Lesen Sie im zweiten Teil unserer Reportage unter anderem den Bericht vom Auftritt des Kennedy-Neffen Robert Kennedy Jr.
Robert Kennedy: "Ich sehe hier keine Nazis"
Rund zehn Minuten später erklären die Veranstalter die Versammlung für eröffnet. Gleich als erste Amtshandlung sprechen sie das Vermummungsverbot auf Demos an: "Wer vermummt teilnimmt, der verbirgt etwas." Die Teilnehmer sollen den gerade aufgesetzten Mund-Nasen-Schutz wieder abnehmen. Viele tun es.
Dann tritt der Ehrengast der Versammlung ans Mikrofon: Robert Kennedy Jr., Neffe des getöteten US-Präsidenten John F. Kennedy. In seiner Heimat ist der Spross der einflussreichen Kennedy-Familie durchaus umstritten. Seine Thesen über ein Kartell der Pharma-Unternehmen haben ihn weit aus dem US-Mainstream herauskatapultiert. Die Stimme ist brüchig. Fast schmerzerfüllt: "Zu Hause schreiben die Zeitungen, ich würde hierherkommen, um vor einigen tausend Nazis zu sprechen. Aber wenn ich auf diese Menge schaue, sehe ich keine Nazis. Ich sehe das Gegenteil. Ich sehe Menschen, die die Demokratie lieben." Für die Mehrzahl der Teilnehmer könnte das zutreffen. Die schwarz-weiß-roten Fahnen sieht der Präsidenten-Neffe wohl nicht. Oder er kennt sie nicht.

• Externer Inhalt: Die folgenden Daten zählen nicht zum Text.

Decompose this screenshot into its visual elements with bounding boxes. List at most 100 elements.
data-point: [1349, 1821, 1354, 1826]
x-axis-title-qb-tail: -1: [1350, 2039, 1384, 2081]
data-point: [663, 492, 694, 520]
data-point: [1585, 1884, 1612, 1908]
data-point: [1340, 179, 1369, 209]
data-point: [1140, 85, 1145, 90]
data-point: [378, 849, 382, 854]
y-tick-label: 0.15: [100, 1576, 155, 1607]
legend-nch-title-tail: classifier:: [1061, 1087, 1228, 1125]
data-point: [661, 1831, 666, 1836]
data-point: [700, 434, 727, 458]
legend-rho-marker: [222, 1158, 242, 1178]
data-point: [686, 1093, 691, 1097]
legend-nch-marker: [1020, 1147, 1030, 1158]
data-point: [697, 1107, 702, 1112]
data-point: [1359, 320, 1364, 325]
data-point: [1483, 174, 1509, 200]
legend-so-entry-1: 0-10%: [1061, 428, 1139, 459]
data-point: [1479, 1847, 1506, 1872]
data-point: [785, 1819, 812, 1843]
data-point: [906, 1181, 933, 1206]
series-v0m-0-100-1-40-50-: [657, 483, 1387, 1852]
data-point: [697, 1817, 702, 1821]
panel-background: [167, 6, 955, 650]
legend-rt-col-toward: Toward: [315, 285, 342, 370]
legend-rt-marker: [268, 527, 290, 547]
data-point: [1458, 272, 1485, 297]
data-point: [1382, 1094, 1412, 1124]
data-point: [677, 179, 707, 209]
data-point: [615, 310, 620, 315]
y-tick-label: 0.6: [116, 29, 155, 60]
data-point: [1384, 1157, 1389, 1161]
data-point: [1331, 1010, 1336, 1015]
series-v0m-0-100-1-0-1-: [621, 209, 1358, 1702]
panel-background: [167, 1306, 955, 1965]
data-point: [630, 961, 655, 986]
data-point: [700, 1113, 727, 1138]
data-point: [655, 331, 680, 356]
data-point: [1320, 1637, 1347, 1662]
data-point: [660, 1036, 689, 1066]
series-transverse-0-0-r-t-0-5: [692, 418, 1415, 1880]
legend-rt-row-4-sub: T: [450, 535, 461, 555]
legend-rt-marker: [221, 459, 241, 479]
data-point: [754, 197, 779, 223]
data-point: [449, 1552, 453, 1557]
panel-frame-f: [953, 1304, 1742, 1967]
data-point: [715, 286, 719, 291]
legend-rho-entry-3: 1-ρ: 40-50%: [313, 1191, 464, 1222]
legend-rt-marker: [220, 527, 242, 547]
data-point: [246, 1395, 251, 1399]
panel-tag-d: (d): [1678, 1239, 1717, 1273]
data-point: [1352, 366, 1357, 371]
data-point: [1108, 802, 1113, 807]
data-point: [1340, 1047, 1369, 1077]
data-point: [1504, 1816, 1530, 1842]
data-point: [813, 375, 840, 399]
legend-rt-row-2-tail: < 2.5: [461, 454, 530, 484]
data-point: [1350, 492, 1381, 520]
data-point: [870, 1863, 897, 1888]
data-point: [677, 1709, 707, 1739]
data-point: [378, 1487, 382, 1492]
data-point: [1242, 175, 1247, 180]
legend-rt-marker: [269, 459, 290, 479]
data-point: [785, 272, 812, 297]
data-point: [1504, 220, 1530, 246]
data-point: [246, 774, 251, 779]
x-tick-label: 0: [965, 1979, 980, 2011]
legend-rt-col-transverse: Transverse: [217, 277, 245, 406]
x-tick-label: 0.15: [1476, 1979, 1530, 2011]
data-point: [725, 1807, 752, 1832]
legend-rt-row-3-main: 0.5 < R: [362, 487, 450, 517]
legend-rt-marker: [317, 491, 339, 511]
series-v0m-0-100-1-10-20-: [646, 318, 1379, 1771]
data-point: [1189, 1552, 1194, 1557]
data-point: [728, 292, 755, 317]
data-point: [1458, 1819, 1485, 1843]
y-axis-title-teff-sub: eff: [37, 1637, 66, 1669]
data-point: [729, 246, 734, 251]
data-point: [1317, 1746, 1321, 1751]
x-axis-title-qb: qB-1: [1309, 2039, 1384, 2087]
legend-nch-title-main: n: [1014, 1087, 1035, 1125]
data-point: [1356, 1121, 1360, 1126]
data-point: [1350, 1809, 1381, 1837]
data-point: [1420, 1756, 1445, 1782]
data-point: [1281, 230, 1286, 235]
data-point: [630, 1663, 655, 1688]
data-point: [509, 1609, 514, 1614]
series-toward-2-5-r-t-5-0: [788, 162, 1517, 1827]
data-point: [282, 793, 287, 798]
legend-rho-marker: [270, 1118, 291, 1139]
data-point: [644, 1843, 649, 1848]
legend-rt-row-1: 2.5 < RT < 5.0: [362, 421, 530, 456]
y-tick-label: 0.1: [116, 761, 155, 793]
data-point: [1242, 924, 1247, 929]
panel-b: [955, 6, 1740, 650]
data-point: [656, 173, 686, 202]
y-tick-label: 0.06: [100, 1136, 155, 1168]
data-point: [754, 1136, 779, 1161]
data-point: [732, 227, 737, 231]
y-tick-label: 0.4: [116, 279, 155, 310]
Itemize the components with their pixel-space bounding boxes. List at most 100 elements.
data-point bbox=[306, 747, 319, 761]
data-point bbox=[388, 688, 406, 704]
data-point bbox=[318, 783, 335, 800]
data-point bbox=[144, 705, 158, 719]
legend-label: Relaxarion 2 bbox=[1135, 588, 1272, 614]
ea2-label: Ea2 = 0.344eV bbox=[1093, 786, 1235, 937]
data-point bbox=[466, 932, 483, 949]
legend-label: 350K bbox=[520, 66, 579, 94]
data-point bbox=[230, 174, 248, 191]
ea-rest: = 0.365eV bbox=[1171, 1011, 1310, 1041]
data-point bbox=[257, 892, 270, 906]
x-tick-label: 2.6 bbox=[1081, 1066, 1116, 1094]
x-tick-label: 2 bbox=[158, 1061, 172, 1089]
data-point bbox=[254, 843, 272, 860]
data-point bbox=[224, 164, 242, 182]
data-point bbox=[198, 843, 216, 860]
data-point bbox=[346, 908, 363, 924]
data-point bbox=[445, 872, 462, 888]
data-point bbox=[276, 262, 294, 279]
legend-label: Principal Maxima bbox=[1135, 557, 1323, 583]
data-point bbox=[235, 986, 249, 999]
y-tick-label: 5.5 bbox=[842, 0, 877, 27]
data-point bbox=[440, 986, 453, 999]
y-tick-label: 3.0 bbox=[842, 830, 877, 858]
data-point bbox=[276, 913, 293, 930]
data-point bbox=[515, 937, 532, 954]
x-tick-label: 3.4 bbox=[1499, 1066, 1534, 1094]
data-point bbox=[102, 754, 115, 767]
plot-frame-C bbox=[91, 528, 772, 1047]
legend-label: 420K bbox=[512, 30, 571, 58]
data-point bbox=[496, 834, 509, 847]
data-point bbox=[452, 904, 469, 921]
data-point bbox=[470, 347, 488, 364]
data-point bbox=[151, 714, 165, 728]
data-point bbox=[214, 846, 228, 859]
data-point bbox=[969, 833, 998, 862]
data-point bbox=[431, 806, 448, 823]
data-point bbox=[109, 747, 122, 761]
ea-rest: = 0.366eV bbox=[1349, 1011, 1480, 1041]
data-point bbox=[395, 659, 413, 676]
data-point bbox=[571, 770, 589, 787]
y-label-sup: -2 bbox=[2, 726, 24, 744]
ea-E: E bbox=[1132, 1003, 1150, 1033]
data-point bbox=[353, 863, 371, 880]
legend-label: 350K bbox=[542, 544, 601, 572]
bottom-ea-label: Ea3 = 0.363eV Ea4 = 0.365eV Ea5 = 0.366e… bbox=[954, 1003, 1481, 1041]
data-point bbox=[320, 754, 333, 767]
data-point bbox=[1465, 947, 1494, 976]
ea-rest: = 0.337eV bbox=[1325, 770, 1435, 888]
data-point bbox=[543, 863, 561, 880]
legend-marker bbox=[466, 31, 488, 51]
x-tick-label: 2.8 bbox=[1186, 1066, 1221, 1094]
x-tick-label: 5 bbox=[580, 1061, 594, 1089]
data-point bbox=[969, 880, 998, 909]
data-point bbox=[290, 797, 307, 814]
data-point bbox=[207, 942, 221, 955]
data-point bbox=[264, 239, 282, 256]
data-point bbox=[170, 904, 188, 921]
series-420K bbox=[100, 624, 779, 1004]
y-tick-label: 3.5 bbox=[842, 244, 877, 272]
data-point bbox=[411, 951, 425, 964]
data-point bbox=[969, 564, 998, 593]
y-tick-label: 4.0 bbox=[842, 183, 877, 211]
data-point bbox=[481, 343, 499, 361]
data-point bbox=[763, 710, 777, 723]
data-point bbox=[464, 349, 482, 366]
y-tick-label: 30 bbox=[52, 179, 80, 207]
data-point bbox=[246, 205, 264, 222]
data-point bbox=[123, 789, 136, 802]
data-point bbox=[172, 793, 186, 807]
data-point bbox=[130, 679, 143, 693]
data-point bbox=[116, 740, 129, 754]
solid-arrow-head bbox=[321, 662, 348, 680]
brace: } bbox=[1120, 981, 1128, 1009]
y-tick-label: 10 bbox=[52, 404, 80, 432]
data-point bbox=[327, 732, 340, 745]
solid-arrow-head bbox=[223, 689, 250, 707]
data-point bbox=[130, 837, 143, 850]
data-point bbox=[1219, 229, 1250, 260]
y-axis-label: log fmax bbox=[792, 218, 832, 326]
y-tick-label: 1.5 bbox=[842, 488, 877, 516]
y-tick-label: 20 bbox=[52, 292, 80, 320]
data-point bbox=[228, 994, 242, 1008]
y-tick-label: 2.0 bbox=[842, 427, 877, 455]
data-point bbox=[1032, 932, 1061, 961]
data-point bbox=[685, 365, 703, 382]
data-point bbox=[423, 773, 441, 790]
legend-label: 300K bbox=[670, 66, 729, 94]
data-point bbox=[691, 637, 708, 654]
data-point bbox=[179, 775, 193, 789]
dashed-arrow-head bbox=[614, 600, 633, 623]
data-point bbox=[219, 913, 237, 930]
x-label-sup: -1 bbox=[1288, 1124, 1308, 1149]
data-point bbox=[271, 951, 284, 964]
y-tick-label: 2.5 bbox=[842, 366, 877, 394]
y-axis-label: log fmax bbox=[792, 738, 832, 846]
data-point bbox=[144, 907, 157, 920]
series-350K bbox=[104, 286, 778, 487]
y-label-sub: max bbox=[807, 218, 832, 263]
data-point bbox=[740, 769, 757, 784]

Robert Kennedy spricht von den Verflechtungen zwischen der Politik und der pharmazeutischen Industrie: "Wir wollen Anführer, die für uns arbeiten und nicht für Big Pharma. Wir wollen Anführer, die uns nicht belügen und die nicht mit Angst regieren." Robert Kennedy ist in seiner Heimat als Kritiker von Impfungen für Kinder bekannt: "Mein Onkel kam hierher, weil Berlin damals die Frontlinie gegen den Totalitarismus war. Und es ist heute wieder genauso." Hier kommt der Berlin-Moment des Neffen. Er wiederhole mit Stolz den Ausspruch seines Onkels - das "Ich bin ein Berliner" klingt bei ihm etwas anders, die deutsche Aussprache ist sauberer, souveräner, geübter. Die Menge klatscht.
Nach dem Kennedy-Neffen wieder die Veranstalter am Mikrofon. Sie laden ein zu dem zwischenzeitlich aufgelösten Corona-Protest-Camp. Nichts Geringeres als eine neue Verfassung, basierend auf dem Grundgesetz, wollen sie dort nach eigener Aussage entstehen lassen. Wieder Applaus.
"Wir stellen eine Frage"
Eine neue Verfassung? Einigen der Demo-Teilnehmer geht das nicht nur zu weit, sondern auch am Thema vorbei. "Wir formulieren einen Zweifel, eine Frage", sagt mir einer der Teilnehmer, dunkle Hautfarbe, die Vorfahren möglicherweise indischer Herkunft: "Wir formulieren ein Misstrauen gegen Politiker, die seit Monaten wenig erklären und viel verordnen. Deren Erklärungen sich zuweilen widersprechen. Wir protestieren gegen den permanenten Krisenmodus. Wir fordern ein, dass mehr als nur drei, vier Experten gehört werden." Auch die Wortwahl gefalle vielen nicht mehr: "Zügel werden angezogen - allein schon wegen der Formulierungen sollten die aktuell Regierenden Protestmärsche aushalten müssen."
Gegen 17 Uhr verlassen die ersten Familien mit Kindern die Demo. Für viele hat sie gerade erst begonnen. Diesem Protest wohnen augenscheinlich sehr viele Kräfte und Agenden inne. Er erscheint wie ein dauernder Tanz auf der Klinge - der ideologische Abgrund nur einen Schritt entfernt.